Giuliani was found liable for defamation and a jury awarded the couple $148 million last year.

“The flame that Giuliani lit with these lies and passed on to so many others changed every aspect of our lives. Our home, our family, our work, our sense of security, our mental health,” said Shaye Moss, one of the workers. after the jury had reached its verdict.

“He has learned,” Bentrott said, “and hopefully others who are paying attention have learned, that people who falsely accuse others of breaking the law can face significant consequences for those lies.”

But even successful defamation cases often take years to resolve, and Giuliani still has to pay the women.

Protect Democracy sought to hold prominent figures like Giuliani accountable for spreading false accusations. But overall, according to DiResta, the media landscape to which these influencers belong has remained intact.
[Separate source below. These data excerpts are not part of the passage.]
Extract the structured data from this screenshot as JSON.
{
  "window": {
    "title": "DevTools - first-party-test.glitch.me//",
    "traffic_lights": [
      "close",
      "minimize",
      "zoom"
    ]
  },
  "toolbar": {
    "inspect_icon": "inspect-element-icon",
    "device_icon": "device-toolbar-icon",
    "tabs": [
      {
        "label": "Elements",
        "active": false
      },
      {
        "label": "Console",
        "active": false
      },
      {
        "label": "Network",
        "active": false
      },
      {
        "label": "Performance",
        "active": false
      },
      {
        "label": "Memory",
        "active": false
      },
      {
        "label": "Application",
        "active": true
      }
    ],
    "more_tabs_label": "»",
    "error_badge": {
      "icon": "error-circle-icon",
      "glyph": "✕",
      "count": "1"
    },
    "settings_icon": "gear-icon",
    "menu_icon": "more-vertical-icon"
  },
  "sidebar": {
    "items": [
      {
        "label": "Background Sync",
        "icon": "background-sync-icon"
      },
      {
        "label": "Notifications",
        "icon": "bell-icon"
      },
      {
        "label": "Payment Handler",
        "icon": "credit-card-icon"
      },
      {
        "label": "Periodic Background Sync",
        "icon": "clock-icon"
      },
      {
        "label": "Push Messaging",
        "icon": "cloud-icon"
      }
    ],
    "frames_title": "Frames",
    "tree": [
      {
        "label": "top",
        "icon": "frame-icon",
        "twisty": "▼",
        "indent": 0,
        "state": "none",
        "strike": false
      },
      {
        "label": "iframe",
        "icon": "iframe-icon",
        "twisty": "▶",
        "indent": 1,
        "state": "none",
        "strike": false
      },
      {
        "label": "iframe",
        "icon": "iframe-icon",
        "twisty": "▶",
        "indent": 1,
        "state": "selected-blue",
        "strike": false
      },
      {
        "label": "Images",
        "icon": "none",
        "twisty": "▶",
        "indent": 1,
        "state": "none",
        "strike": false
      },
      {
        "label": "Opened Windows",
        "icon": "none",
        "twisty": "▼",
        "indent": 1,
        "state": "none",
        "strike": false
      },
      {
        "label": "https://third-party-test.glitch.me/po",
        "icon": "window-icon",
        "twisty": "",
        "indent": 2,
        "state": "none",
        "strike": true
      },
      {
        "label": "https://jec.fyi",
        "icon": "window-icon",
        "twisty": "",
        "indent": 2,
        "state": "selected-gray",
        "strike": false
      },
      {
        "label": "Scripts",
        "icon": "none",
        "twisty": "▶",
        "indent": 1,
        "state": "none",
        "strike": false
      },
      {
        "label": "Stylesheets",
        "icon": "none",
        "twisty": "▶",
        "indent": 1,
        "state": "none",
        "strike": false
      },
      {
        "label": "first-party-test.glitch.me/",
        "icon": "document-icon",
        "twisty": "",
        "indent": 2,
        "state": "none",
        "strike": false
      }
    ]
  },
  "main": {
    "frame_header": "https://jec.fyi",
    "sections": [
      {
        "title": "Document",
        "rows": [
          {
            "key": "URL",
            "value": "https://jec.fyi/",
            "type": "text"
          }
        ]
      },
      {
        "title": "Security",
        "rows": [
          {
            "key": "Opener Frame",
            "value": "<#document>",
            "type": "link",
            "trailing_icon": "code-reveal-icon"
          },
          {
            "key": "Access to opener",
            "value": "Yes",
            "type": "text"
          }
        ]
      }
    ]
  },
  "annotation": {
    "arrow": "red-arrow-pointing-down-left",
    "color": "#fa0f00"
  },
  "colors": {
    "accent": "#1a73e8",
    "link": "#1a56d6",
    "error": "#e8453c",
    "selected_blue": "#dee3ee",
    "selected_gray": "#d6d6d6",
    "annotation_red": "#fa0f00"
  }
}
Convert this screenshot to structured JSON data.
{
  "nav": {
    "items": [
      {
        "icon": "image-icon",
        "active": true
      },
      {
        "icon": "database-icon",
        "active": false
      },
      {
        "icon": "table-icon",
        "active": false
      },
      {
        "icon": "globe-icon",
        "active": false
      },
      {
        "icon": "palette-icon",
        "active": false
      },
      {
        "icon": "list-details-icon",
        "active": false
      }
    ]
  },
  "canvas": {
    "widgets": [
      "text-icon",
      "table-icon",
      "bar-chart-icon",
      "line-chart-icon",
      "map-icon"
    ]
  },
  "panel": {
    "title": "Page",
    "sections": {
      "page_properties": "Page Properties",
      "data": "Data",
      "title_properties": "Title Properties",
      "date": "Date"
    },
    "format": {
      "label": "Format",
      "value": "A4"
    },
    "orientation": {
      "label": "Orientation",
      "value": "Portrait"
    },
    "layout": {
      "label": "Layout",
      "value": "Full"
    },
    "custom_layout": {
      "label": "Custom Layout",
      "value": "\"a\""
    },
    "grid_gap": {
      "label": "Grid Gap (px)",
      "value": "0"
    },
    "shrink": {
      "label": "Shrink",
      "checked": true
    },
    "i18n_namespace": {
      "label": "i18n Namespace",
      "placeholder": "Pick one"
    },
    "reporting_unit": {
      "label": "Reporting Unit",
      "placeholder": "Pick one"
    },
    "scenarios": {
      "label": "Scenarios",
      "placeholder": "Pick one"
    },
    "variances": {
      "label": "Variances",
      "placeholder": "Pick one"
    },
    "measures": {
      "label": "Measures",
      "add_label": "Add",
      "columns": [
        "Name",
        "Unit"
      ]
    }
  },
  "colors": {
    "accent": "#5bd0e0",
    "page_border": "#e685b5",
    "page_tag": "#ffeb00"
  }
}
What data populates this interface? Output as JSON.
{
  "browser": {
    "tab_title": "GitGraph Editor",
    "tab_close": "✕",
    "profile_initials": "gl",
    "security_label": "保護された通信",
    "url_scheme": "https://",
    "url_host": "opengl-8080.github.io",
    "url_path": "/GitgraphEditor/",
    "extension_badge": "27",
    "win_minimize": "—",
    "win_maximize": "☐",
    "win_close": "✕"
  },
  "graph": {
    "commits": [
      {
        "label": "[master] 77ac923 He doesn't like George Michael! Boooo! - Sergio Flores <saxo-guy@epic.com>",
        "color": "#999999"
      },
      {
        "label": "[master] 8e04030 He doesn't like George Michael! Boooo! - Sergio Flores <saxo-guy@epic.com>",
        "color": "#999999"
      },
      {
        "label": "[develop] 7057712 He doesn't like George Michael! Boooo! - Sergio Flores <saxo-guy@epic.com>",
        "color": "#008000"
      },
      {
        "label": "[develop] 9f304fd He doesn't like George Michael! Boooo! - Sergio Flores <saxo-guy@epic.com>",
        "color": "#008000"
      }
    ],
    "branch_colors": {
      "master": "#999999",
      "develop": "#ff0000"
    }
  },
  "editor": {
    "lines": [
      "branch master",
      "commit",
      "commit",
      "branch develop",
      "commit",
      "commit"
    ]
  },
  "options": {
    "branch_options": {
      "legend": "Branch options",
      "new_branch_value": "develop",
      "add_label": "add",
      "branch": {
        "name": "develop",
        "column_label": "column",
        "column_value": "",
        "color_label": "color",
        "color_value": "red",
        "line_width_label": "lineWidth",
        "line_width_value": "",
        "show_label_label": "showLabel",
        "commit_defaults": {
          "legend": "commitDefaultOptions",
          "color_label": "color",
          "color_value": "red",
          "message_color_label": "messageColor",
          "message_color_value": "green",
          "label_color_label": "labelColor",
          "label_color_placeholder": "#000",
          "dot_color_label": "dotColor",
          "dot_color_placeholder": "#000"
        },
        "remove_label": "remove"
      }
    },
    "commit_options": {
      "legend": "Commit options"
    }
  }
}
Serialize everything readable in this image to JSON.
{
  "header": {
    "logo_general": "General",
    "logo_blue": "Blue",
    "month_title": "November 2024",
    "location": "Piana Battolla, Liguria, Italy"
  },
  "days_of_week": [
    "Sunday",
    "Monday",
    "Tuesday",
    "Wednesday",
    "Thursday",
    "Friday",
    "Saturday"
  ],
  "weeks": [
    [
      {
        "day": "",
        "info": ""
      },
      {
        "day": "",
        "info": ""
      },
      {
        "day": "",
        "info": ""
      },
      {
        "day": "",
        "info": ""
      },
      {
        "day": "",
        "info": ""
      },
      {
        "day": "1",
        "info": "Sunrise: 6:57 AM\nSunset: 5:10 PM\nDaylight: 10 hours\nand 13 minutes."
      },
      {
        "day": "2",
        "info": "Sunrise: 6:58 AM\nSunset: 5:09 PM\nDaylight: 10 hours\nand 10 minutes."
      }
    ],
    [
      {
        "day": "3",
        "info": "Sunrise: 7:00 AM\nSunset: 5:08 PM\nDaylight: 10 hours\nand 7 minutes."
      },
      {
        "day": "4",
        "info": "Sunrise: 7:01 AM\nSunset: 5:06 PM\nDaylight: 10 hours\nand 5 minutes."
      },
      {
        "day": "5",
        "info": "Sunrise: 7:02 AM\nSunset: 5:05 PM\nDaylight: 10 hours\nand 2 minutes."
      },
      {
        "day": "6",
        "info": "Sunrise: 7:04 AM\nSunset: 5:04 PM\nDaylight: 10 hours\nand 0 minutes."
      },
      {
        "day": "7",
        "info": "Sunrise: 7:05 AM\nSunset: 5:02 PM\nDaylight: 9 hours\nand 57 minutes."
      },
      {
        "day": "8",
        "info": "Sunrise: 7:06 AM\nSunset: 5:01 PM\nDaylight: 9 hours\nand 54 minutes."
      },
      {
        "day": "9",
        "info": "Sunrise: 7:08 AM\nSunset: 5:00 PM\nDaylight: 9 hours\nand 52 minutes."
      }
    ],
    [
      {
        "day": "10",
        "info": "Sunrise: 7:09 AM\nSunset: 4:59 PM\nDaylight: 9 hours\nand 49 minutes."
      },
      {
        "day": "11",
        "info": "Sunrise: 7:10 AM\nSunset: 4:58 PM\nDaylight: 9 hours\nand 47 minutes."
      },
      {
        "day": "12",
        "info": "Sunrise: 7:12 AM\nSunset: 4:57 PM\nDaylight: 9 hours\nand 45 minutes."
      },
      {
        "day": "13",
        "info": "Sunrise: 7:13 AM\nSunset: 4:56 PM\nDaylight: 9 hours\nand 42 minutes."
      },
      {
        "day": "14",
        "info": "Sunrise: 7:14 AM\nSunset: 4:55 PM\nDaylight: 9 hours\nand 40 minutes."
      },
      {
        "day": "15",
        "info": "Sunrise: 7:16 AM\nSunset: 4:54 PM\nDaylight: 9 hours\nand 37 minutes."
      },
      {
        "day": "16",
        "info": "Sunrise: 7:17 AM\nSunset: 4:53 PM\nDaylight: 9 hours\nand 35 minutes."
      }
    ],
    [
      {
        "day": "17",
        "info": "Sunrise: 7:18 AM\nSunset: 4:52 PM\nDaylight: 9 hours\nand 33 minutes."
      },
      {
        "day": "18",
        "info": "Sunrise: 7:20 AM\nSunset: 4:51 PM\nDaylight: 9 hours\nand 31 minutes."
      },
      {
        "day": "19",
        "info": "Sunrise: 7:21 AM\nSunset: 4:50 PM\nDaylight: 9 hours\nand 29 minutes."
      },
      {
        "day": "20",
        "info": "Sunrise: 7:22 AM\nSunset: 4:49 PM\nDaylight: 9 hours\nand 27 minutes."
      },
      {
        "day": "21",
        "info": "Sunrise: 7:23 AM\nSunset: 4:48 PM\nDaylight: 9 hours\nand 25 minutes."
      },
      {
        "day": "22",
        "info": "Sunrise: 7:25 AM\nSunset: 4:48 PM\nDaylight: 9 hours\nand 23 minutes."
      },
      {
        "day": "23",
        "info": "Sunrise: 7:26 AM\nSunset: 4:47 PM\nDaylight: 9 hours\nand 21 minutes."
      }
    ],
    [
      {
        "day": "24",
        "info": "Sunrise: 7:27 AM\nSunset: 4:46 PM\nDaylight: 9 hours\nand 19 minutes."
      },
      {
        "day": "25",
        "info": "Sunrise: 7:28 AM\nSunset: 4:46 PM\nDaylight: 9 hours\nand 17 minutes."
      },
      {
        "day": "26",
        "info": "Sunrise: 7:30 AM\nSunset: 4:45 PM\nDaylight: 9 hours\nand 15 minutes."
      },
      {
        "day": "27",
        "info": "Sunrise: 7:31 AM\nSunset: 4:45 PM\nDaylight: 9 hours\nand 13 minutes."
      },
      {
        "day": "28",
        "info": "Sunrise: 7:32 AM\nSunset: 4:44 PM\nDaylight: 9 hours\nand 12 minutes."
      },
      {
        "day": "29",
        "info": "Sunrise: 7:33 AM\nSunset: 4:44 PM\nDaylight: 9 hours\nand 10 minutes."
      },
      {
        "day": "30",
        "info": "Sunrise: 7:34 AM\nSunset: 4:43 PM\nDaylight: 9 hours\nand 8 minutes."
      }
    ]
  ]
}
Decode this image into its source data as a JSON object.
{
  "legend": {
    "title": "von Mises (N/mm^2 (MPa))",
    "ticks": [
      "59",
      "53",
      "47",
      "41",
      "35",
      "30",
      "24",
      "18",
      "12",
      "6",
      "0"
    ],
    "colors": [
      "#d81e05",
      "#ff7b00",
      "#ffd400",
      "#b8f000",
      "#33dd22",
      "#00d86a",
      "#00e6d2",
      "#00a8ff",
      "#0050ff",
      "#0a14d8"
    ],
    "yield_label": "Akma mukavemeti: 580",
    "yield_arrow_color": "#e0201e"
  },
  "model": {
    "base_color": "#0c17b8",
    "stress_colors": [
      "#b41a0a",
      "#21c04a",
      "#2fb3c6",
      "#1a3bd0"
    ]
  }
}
“What you see is a pipeline where someone makes an allegation, usually a small account, a person with a very big issue that feels very real to them, but it gets picked up by a person who maybe ten to “It has hundreds of thousands of followers.”

DiResta has examined how the insurrection at the Capitol on January 6 was motivated in part by belief in the messages generated by this pipeline.

The day after the Pennsylvania postal worker's video was posted, the creator wrote “We're in search of the truth, whatever that may be.” As of November 2, the video remains online.

DiResta said she is confident that American election officials are better prepared for the upcoming election, but ultimately, “the tone is still set from the top. People on social media are capable of presenting evidence, but they do so within the framework set by political leaders.”